If everyone is concerned about privacy (especially when involving a non-governmental entity) a hybrid approach to a single-server system might be in order. The MATRIX could be housed in a "secured" (whatever that needs to mean) Federal facility, but each organization would store its data on a separate physical database system. No need to worry about giving "the man" access to proprietary/private data -- the NSA/CIA/FBI already have it anyway, they just can't tell us. Each organization would have secure (authenticated & encrypted) access to their own server to replicate their data to the central repository. No entity (other than those contributing data) would have access to any individual database (and then, only their own). Instead, all external queries would be through one or more gateways that would have connectivity to all of the individual servers. The gateway would authenticate all requests for data, use its access privileges to get the data, and join/aggregate records as necessary. This would allow each contributing entity to control its data individually, yet still allow a single point of access for security validation and auditing.
7. Social Engineers can break into state-run systems much easier, because they don't have to travel half way across the country to get in.

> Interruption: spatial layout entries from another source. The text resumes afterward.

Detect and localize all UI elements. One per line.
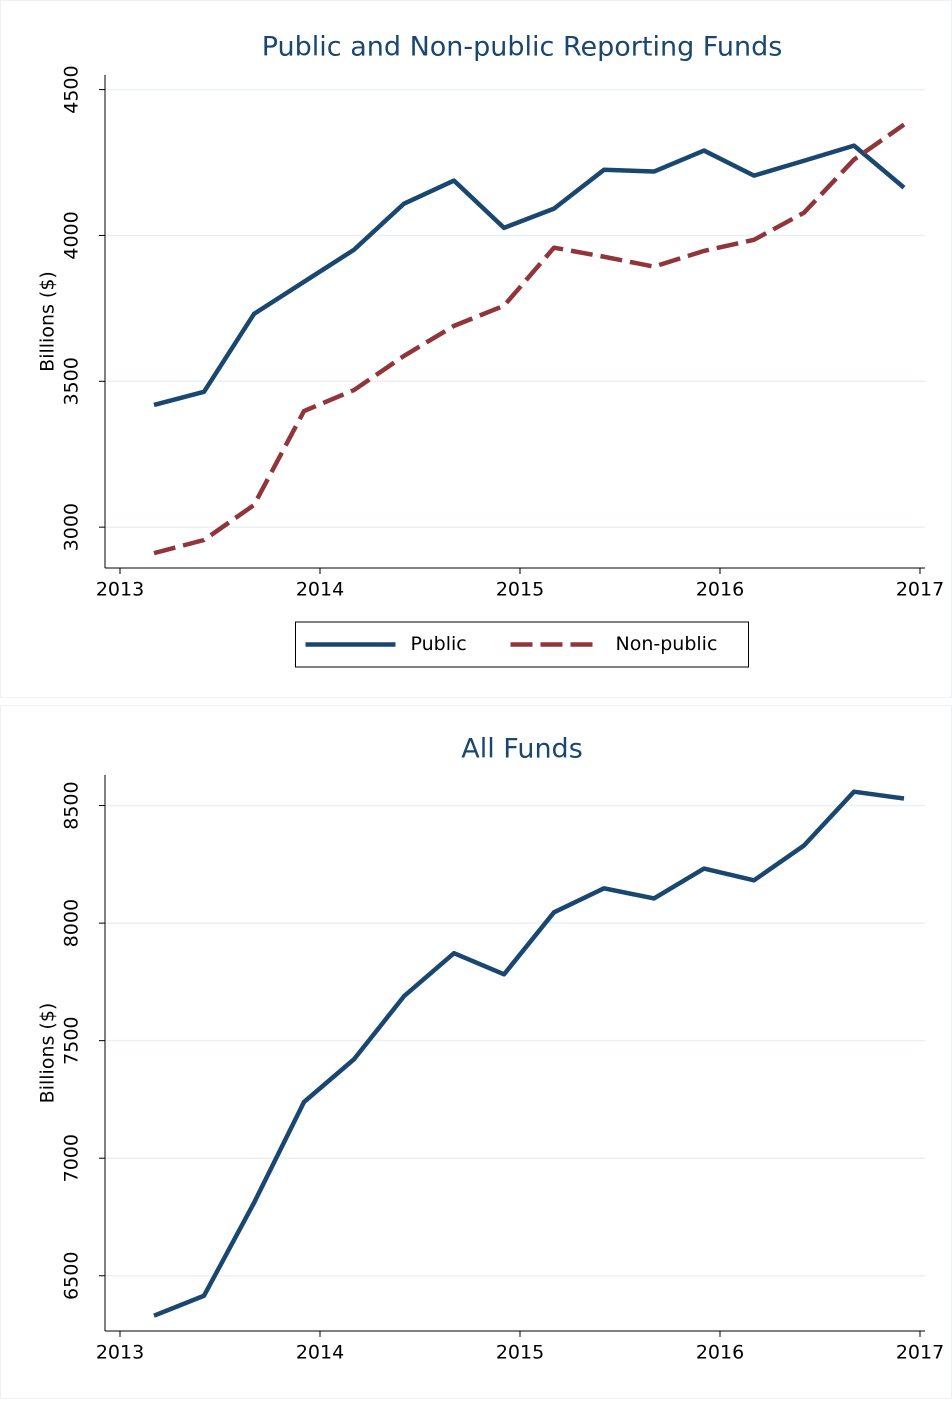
y-tick-label: 6500: [61, 1252, 83, 1300]
chart-title: Public and Non-public Reporting Funds: [262, 32, 783, 63]
data-line: [153, 143, 906, 408]
legend-label: Non-public: [616, 633, 718, 655]
legend-label: Public: [411, 633, 467, 655]
x-tick-label: 2016: [696, 579, 744, 601]
data-line: [153, 122, 906, 556]
x-tick-label: 2017: [896, 579, 944, 601]
y-tick-label: 4500: [61, 65, 83, 113]
y-tick-label: 3000: [61, 503, 83, 551]
x-tick-label: 2016: [696, 1342, 744, 1364]
x-tick-label: 2013: [96, 1342, 144, 1364]
y-tick-label: 8000: [61, 899, 83, 947]
chart-title: All Funds: [461, 734, 583, 765]
y-tick-label: 7000: [61, 1134, 83, 1182]
x-tick-label: 2014: [296, 1342, 344, 1364]
x-tick-label: 2014: [296, 579, 344, 601]
y-tick-label: 7500: [61, 1016, 83, 1064]
y-tick-label: 4000: [61, 211, 83, 259]
y-axis-label: Billions ($): [37, 1003, 59, 1104]
data-line: [153, 789, 905, 1318]
y-axis-label: Billions ($): [37, 271, 59, 372]
x-tick-label: 2017: [896, 1342, 944, 1364]
y-tick-label: 3500: [61, 357, 83, 405]
x-tick-label: 2015: [496, 1342, 544, 1364]
x-tick-label: 2015: [496, 579, 544, 601]
x-tick-label: 2013: [96, 579, 144, 601]
chart-frame: [0, 705, 952, 1399]
y-tick-label: 8500: [61, 781, 83, 829]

I couldn't agree more on that one. A while back (post 9/11) I was working a job commissioned by my state's government. By the time the work got to me, the job had been sub-contracted out 3 levels. Part of my duties involved actual deployment, on-site at the state office. After initial "orientation" as to where the data center and servers were, I was set loose to get the job done. For the next 10 days, I was in & out of the data center without any official state ID or proximity card. I would sign in to the "visitor" sheet, grab a visitor ID, and then would be buzzed in to the data center. Not once after I knew the drill was I questioned as to who I was or what I was doing. On my last day, one employee even asked me which department I worked for, as they thought I was recently hired. I was also left completely alone in the data center one Friday night for a number of hours as I finished up my work, without as much as "We're leaving for the night" or "Be sure to turn your badge in when you leave".
All the firewalls/passwords/security measures in the world become quite worthless when you have physical access (without encryption, of course)!
Aren't these the same lab officials who thought they had adequate security to protect classified data?